“A win at Corobrik is an enormous confidence boost for us, and for our students. We’re the youngest school of architecture in South Africa, if not the continent as a whole, and our Master’s programme is only in its seventh year. This is a validation of the school’s position. It’s our job to provide the critical framework for as wide a range of interests and ideas as possible and to resist a design orthodoxy that forces (or gently encourages) students to conform,” said Prof Lesley Lokko: Associate Professor of Architecture and Postgraduate Programme Convener at UJ.
The Corobrik Awards are the country’s premier event to highlight the creative and technical talent of the cream of South Africa’s architectural students and to drive the advancement of design excellence nationally.
In January this year, Johnson won the Regional Corobrik Student of the Year Award, which earned him an automatic entry into the National competition.
“The journey forced me to unpack normative definitions and tropes, and to question the validity and usefulness of over-used notions such as ‘community’, ‘intervention’ and ‘informal’. Questionable terms which currently shroud both the reality of Johannesburg’s inner-city vertical settlements but conversely, our ability and willingness to engage with them,” shared Johnson on his outstanding project.
The young Johnson’s thesis, The ‘Dark’ City: Critical Interventions in Urban Despair, is a journey through the epidemic known as ‘bad buildings’ in inner city Johannesburg. Johnson began by observing and documenting the depressing cycle of violence, abandonment and exodus. He tracked statistics: delved into the relationship between those on the first rungs of urbanisation and those who’ve slipped below.
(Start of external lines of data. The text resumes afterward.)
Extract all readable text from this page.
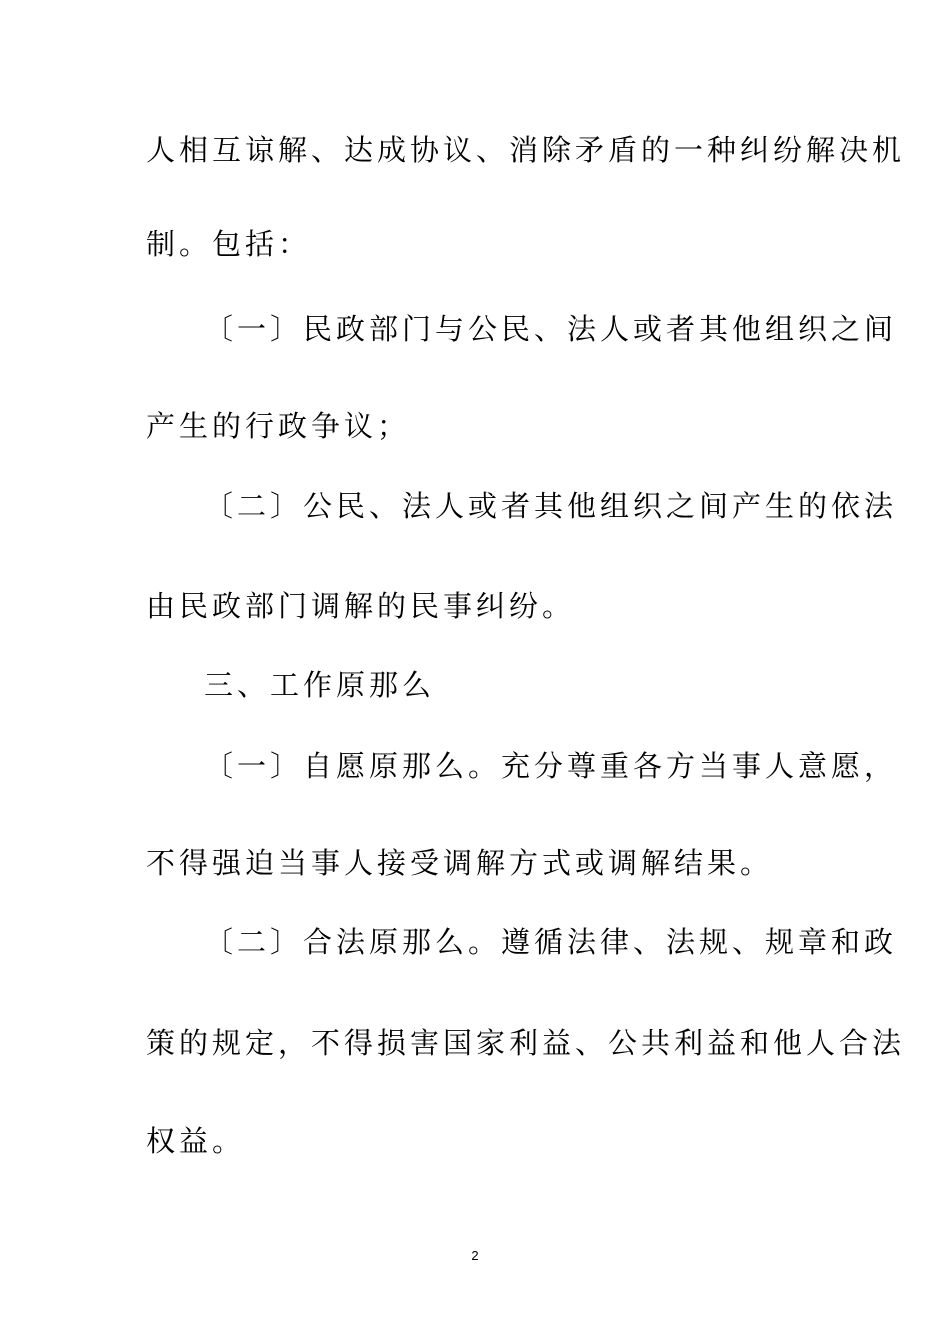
人相互谅解、达成协议、消除矛盾的一种纠纷解决机
制。包括：
〔一〕民政部门与公民、法人或者其他组织之间
产生的行政争议；
〔二〕公民、法人或者其他组织之间产生的依法
由民政部门调解的民事纠纷。
三、工作原那么
〔一〕自愿原那么。充分尊重各方当事人意愿，
不得强迫当事人接受调解方式或调解结果。
〔二〕合法原那么。遵循法律、法规、规章和政
策的规定，不得损害国家利益、公共利益和他人合法
权益。
2
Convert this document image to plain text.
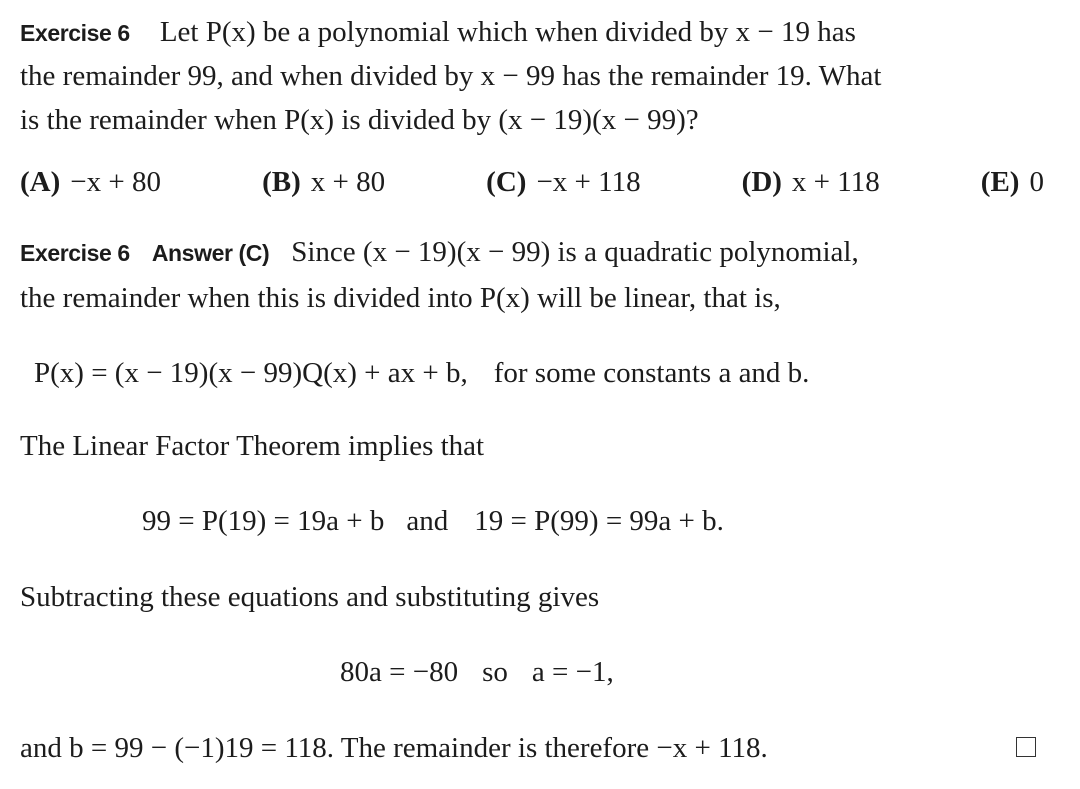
Exercise 6 Let P(x) be a polynomial which when divided by x − 19 has
the remainder 99, and when divided by x − 99 has the remainder 19. What
is the remainder when P(x) is divided by (x − 19)(x − 99)?
(A) −x + 80	(B) x + 80	(C) −x + 118	(D) x + 118	(E) 0
Exercise 6 Answer (C) Since (x − 19)(x − 99) is a quadratic polynomial,
the remainder when this is divided into P(x) will be linear, that is,
P(x) = (x − 19)(x − 99)Q(x) + ax + b, for some constants a and b.
The Linear Factor Theorem implies that
99 = P(19) = 19a + b and 19 = P(99) = 99a + b.
Subtracting these equations and substituting gives
80a = −80 so a = −1,
and b = 99 − (−1)19 = 118. The remainder is therefore −x + 118.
He also investigated the city’s responsibility towards its own housing infrastructure and what happens when that falls away.
Prof Lokko went on to say that the student’s project was unusual in that it is both a design thesis and a design thesis critique. Johnson tried to do two things: satisfy the requirements of a normative thesis project and be critical of the process simultaneously, quite a difficult thing to do.
UJ congratulates Harold, his supervisors Alex Opper and Leon Krige and Team McGurk, who constructed the impressive stand at this year’s awards.